In a world filled with ad blocking, native ads are growing increasingly popular among advertisers and publishers. But brands may want to take caution, as very few native ads are being properly identified, according to the OTA's research. Common reasons that publishers received failing grades include the visual style of the ad content being too similar to editorial content, and labels such as “sponsored by” appearing in hard-to-read light gray.
Separate research from MediaRadar released this week found that 54% of native ads are labeled as “sponsored,” but that 12% have no label at all. Last December, Grady College released a study that found fewer than 8% of its research participants could tell the difference between paid and editorial content.
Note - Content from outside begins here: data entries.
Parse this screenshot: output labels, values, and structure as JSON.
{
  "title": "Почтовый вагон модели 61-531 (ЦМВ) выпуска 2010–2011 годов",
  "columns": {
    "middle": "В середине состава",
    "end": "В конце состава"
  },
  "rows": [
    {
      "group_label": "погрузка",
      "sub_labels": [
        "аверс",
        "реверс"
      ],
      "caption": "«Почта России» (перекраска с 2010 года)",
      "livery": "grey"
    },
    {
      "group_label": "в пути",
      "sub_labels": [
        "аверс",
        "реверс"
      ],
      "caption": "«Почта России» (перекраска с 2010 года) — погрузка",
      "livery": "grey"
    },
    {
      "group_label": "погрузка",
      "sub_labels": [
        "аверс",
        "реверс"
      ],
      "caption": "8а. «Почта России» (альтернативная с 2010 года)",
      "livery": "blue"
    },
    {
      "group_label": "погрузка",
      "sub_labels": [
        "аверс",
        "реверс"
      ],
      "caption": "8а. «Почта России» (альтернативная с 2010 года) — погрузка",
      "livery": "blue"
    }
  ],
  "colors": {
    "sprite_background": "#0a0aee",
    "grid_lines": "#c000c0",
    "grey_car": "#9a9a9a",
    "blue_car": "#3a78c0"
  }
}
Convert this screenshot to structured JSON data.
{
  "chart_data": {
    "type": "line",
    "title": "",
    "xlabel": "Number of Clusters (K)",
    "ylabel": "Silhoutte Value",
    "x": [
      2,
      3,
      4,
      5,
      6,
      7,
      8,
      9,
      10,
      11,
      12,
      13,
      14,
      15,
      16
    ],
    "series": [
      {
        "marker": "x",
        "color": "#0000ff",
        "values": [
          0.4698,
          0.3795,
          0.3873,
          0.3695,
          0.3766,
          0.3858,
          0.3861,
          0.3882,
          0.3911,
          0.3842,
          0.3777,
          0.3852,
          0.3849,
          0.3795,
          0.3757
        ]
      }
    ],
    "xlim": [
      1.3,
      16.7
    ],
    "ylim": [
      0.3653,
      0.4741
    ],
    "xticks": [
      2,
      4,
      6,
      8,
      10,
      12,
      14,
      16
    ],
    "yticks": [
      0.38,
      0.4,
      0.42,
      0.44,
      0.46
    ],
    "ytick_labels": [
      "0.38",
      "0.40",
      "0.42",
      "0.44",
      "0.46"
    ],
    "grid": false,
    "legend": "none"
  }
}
The failure to properly disclose a native ad may not yet result in any action from the FTC, but it could have a negative impact on brands and publishers if consumers lose trust in them. Research conducted by Research Now for Contently found that 48% of U.S. internet users polled reported feeling "deceived" after realizing an article or video is sponsored content.
The OTA offered publishers recommendations for native advertising, such as using recommended disclosure terminology like “sponsored ad,” ensuring that third parties serving native ads (including ad tech firms Taboola and Outbrain) comply with recommendations, and providing viewers with visual cues that set native ads apart from editorial content.